Did you know that cameras have been installed across the roads of America that can capture an image of every vehicle's tag, read the tag number, and then store that data for others to use in tracking your movements? It sounds like some crazy conspiracy theory, but it's true.
This technology is used by both government and private industry, and it amounts to real-time location monitoring of every vehicle on our roads. These automated license plate readers (ALPRs for short) can be mounted to electrical poles, freestanding trailers parked on the roadside, on police cars or on vehicles belonging to "Big Data" companies like TLOxp, which brags about having over 100 BILLION data points in their databases.
Here in Mississippi, they are found on interstates, U.S. highways, state highways, county roads, at subdivision entrances, and more. From experience, there are multiple cameras located at certain county and city limit lines in the Jackson metropolitan area, and along the roads that traverse our Mississippi Gulf Coast counties.
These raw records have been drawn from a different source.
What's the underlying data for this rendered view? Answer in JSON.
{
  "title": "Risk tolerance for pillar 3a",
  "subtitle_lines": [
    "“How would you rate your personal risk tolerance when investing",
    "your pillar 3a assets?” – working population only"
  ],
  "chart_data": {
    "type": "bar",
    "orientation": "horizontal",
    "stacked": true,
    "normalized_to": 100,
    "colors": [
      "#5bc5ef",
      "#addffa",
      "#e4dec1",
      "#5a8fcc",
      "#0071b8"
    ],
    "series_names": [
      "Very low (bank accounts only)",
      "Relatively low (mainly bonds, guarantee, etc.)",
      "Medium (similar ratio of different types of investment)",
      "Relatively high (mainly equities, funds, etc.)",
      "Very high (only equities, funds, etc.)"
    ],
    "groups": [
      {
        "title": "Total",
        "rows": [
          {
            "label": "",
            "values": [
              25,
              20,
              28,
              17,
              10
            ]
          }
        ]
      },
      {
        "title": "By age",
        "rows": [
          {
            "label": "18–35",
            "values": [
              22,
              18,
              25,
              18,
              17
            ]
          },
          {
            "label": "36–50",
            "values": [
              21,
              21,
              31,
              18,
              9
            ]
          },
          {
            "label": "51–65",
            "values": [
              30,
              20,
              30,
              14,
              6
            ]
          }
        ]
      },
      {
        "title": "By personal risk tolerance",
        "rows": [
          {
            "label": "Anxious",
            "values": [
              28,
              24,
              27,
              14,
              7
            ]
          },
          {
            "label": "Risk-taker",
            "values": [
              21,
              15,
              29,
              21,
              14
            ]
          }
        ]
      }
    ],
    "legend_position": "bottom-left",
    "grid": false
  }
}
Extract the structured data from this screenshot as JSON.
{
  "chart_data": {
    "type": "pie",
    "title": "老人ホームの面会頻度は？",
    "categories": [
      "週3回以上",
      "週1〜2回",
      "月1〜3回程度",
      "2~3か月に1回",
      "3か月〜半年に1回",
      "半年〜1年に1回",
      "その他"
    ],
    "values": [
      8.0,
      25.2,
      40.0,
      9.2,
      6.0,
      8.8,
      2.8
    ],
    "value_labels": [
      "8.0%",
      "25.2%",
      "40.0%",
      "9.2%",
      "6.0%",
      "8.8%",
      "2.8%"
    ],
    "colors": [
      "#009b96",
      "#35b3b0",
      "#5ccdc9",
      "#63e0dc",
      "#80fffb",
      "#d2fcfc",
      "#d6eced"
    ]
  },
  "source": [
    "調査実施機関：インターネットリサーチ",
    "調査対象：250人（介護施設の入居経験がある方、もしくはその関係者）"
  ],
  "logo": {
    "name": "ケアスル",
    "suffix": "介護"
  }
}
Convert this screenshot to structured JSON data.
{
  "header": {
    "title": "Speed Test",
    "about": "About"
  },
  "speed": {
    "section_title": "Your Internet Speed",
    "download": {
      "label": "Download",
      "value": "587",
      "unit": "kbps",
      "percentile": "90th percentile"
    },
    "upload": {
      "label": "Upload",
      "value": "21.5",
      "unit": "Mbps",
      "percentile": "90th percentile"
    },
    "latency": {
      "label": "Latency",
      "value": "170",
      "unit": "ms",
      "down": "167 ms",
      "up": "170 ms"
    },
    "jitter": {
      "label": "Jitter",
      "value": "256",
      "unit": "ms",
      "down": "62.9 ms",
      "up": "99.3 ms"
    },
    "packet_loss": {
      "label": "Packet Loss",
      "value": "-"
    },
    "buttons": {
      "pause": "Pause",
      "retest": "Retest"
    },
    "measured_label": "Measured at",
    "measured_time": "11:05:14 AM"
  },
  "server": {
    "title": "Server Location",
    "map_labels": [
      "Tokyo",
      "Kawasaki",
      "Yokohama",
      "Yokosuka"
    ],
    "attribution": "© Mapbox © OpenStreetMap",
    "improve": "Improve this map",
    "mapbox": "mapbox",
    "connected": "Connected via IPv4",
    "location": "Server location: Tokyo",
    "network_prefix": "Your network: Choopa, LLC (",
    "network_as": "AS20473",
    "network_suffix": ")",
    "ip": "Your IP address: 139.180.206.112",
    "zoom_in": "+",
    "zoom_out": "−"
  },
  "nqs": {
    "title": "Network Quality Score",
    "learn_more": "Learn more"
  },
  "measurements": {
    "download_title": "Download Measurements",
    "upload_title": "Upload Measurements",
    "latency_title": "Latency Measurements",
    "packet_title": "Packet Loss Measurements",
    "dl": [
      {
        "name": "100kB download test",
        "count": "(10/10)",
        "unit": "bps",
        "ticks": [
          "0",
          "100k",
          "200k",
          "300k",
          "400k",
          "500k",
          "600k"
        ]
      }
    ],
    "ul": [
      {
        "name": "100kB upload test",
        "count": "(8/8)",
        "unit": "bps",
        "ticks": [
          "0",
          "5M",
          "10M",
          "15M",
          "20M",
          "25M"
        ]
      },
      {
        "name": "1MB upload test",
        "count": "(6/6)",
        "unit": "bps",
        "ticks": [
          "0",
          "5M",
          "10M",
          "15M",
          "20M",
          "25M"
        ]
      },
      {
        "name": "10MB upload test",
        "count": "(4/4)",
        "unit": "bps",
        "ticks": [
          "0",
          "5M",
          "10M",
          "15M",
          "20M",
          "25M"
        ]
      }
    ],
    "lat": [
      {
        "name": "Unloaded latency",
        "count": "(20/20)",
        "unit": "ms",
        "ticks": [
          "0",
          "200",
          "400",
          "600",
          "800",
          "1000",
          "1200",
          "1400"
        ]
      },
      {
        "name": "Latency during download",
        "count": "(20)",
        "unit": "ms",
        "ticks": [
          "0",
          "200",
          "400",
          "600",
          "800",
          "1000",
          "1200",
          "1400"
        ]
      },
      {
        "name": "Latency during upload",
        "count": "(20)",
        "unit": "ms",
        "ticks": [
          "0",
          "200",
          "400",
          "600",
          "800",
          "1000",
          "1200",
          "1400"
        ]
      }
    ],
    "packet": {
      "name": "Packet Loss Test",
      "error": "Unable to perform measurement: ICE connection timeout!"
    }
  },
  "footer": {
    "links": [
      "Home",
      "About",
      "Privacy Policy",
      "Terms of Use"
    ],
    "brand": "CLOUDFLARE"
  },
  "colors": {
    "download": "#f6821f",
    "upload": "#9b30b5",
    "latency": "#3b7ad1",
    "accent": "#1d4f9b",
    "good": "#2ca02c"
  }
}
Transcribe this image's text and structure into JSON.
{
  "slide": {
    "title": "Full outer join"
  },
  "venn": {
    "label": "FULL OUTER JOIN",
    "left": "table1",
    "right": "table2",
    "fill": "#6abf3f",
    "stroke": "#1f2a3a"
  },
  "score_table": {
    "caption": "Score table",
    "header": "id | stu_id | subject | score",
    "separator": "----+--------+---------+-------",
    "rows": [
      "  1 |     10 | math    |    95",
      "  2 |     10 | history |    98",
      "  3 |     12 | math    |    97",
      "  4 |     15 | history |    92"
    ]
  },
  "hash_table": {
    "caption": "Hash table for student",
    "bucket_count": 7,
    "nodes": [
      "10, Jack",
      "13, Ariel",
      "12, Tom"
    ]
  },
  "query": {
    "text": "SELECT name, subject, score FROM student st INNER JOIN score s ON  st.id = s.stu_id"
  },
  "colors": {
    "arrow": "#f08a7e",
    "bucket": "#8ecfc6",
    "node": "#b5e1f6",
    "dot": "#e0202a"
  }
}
These cameras first capture an image of the tag, then use optical character recognition to turn that image into computer-readable data. That data is then transmitted into a database, which matches up with vehicle registration data from across the country. Once that data is matched, law enforcement or the Big Data company then know where the vehicle is and to whom that vehicle belongs. They can and do monitor all of our comings and goings that way, effectively tracking the movements of all citizens, whether they are suspected of any wrongdoing or not.
Several states have laws on the books preventing the storage of this data past a short period of time, or preventing this data from being shared outside of law enforcement agencies. Mississippi currently does not. The only law in Mississippi that limits the use of ALPRs prohibits them from being used by municipalities to enforce traffic laws, in effect banning red light and speeding cameras. Other use by law enforcement is fair game in Mississippi, and is becoming more and more common.
Absent new laws being passed this upcoming legislative session to stop the rampant use of these cameras, there isn't much we as citizens can do to keep from being constantly surveilled. But, it's better to know that it is happening than to not know at all.